In the afternoon we had a documentary making workshop.  How do 25 people make a documentary?  1t is not an easy thing to be "in charge" of this event.  I take my role seriously.  I am prepared and nervous at the same time.  I am sailing in unknown waters, leading people in the dark. Yet I am confident in my process.  I want children to be able to do this alone after I am done.  I want them to understand what it takes to make something like this happen.  I want them to learn the skills involved and be empowered.  I want them to reach for the sky and get somewhere close.

Luckily I am not alone.  I have enthusiastic supporters, people providing skills and tech help, motivators and facilitators, kind friends, listeners, caring mothers and people I can lean on.

I decided to use fish as a metaphor for our wonderful individual contributors to the documentary.  We are going to try and work together, swim as a group yet branch out into areas of interest.  We are going to pull together when there is a deadline. (This is a strange concept for a homeschooler!)

We all made a fish and placed the fish under the heading where we are most interested in working.  Stars are second choices.  We have some very excited documentary makers!

We talked about documentaries we have seen, their messages and that documentaries are a way to research a topic, to explore something we care about.  What do we care about? Our documentary is going to be about how we are going to ensure a safe food supply in our future.  Our IT specialist modeled using mindmapping software as a way to record a meeting and a groups thoughts.  Later I went through different roles and thought about how children could use this mindmapping app (Simplemindsfree) to work out how to move forward in their group.

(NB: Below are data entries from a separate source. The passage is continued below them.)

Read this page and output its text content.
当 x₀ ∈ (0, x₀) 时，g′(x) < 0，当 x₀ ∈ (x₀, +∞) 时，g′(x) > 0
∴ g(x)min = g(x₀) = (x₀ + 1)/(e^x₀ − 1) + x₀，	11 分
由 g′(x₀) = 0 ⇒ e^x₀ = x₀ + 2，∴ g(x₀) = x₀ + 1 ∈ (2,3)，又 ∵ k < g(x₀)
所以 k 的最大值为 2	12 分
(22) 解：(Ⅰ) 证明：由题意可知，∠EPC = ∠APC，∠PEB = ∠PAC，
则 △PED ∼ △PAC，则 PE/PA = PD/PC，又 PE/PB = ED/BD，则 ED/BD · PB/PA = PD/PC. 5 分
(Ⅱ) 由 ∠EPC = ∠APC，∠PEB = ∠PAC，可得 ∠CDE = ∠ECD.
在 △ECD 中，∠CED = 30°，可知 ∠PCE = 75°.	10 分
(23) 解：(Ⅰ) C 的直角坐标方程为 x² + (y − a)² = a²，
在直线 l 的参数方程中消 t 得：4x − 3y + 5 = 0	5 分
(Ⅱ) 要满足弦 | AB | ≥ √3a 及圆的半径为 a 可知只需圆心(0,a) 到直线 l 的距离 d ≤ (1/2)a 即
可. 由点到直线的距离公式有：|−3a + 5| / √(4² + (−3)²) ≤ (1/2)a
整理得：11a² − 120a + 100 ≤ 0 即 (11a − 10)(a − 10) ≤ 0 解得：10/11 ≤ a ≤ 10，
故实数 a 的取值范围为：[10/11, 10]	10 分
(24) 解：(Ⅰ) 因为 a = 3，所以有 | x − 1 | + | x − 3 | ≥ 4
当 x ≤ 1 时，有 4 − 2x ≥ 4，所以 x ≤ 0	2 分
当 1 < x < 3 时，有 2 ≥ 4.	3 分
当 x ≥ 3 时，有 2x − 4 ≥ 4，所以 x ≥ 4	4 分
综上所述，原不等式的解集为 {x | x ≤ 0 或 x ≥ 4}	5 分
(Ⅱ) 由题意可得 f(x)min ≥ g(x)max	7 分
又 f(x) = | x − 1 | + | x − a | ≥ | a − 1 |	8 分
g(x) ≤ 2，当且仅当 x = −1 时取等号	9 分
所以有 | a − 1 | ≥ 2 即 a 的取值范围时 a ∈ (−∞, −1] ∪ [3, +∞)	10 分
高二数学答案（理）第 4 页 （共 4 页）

Later in our day, one of our participants, who had earlier presented to the group how he is setting up a youth film festival, gave a 30 minute seminar on how to make an iMovie.  IMovie is very similar to Final Cut Pro X.  My Final Cut Pro Instructor suggested the children make movies first on iMovie before embarking on Final Cut Pro X.   We saw a cool iMovie that Kaya, one of our participants, had made about the difference between a free range egg from chicken with a varied diet including bugs and an egg that is the product of a hen in the industrial food system. By the end of the day making an iMovie seemed quite doable, and as we had filmed the children working on their projects, we even had footage to get started with.

I was so happy to become acquainted with these new skills, especially mind mapping.  I feel we moved forward in our process.  It is wonderful for the children that time is set aside every week for them to concentrate on creating something that they dared to dream.  It is exciting to see the children engaged  and busy, working on their own unique projects.  I am proud of them.